Brousseau confirms that the mobile clinics have been popular, and that the vaccination teams have administered many first doses. “We are generally able to meet the targets we have set for each day,” she says. Most of the mobile clinics were equipped with the Pfizer vaccine, and an average of around 108 doses were administered per day.
Brousseau says the CISSSMO will re-evaluate the program based on vaccine coverage rates over the next few weeks, while the mobile teams shift to focus on school immunization programs during the early fall.
Full support from NFSB
“We certainly support the vaccination campaign,” says Rob Buttars, the director general of the New Frontiers School Board, who is encouraging all secondary and adult vocational students to get their vaccinations, as well those who are eligible at the elementary school level.
The NFSB worked with the CISSSMO last spring to arrange transport to vaccination centres for students attending local schools. Buttars confirmed in an email sent to all NFSB families on August 26 that mobile vaccination clinics will be established at both Chateauguay Valley Regional High School and Howard S. Billings High School during the week of September 7. Students at CVR will be able to roll up their sleeves on Friday, September 10. Buttars says the NFSB will continue to collaborate with the CISSSMO and is prepared to help once again when a vaccine is approved for students under 12 years old.

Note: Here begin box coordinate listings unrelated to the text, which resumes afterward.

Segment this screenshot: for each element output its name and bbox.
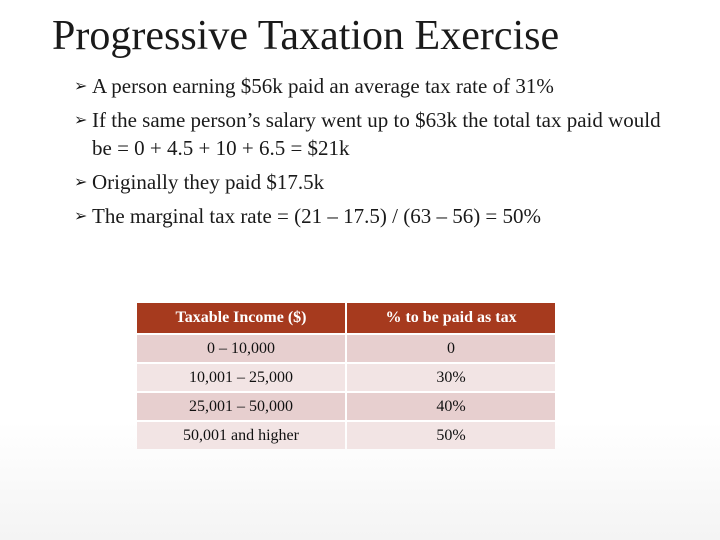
bullet-text: A person earning $56k paid an average ta… — [92, 74, 554, 98]
bullet-list: ➢ A person earning $56k paid an average … — [74, 72, 674, 236]
bullet-item: ➢ The marginal tax rate = (21 – 17.5) / … — [74, 202, 674, 230]
rate-cell: 0 — [347, 335, 555, 362]
arrow-bullet-icon: ➢ — [74, 172, 88, 191]
bullet-item: ➢ If the same person’s salary went up to… — [74, 106, 674, 162]
table-row: 10,001 – 25,000 30% — [137, 364, 555, 391]
bullet-item: ➢ Originally they paid $17.5k — [74, 168, 674, 196]
bullet-text: If the same person’s salary went up to $… — [92, 108, 661, 160]
rate-cell: 30% — [347, 364, 555, 391]
tax-bracket-table: Taxable Income ($) % to be paid as tax 0… — [135, 301, 557, 451]
income-cell: 0 – 10,000 — [137, 335, 345, 362]
arrow-bullet-icon: ➢ — [74, 206, 88, 225]
column-header-tax-rate: % to be paid as tax — [347, 303, 555, 333]
rate-cell: 40% — [347, 393, 555, 420]
bullet-text: Originally they paid $17.5k — [92, 170, 325, 194]
bullet-text: The marginal tax rate = (21 – 17.5) / (6… — [92, 204, 542, 228]
income-cell: 25,001 – 50,000 — [137, 393, 345, 420]
table-row: 50,001 and higher 50% — [137, 422, 555, 449]
rate-cell: 50% — [347, 422, 555, 449]
table-header-row: Taxable Income ($) % to be paid as tax — [137, 303, 555, 333]
income-cell: 10,001 – 25,000 — [137, 364, 345, 391]
bullet-item: ➢ A person earning $56k paid an average … — [74, 72, 674, 100]
column-header-taxable-income: Taxable Income ($) — [137, 303, 345, 333]
arrow-bullet-icon: ➢ — [74, 110, 88, 129]
table-row: 25,001 – 50,000 40% — [137, 393, 555, 420]
table-row: 0 – 10,000 0 — [137, 335, 555, 362]
slide-title: Progressive Taxation Exercise — [52, 13, 560, 59]
arrow-bullet-icon: ➢ — [74, 76, 88, 95]
income-cell: 50,001 and higher — [137, 422, 345, 449]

In his communication with NFSB families, Buttars reiterated that while plans were in place for the start of the school year, a number of clarifications have yet to be finalized. Education Minister Jean-François Roberge announced on August 24 that masks will be mandatory as of Grade 1 in nine Quebec regions, including the Montérégie. “We want to start the school year in a prudent manner,” said Roberge, while admitting the situation far from ideal.
“It is going to help us to avoid classroom closures,” said Dr. Horacio Arruda, the national director for public health, while explaining that students will be considered at low risk should a classmate test positive for the virus so long as they have all been wearing masks.
The spread of the highly contagious Delta variant is behind many recent government decisions, including those around mask-wearing, as well as the introduction of a vaccination passport mandating Quebecers show proof of vaccination before accessing non-essential services. The passport went into effect on September 1, with a two-week period of grace before it will be enforced. The Delta variant is now the dominant strain of the virus in circulation, with over 259 cases confirmed in the Montérégie.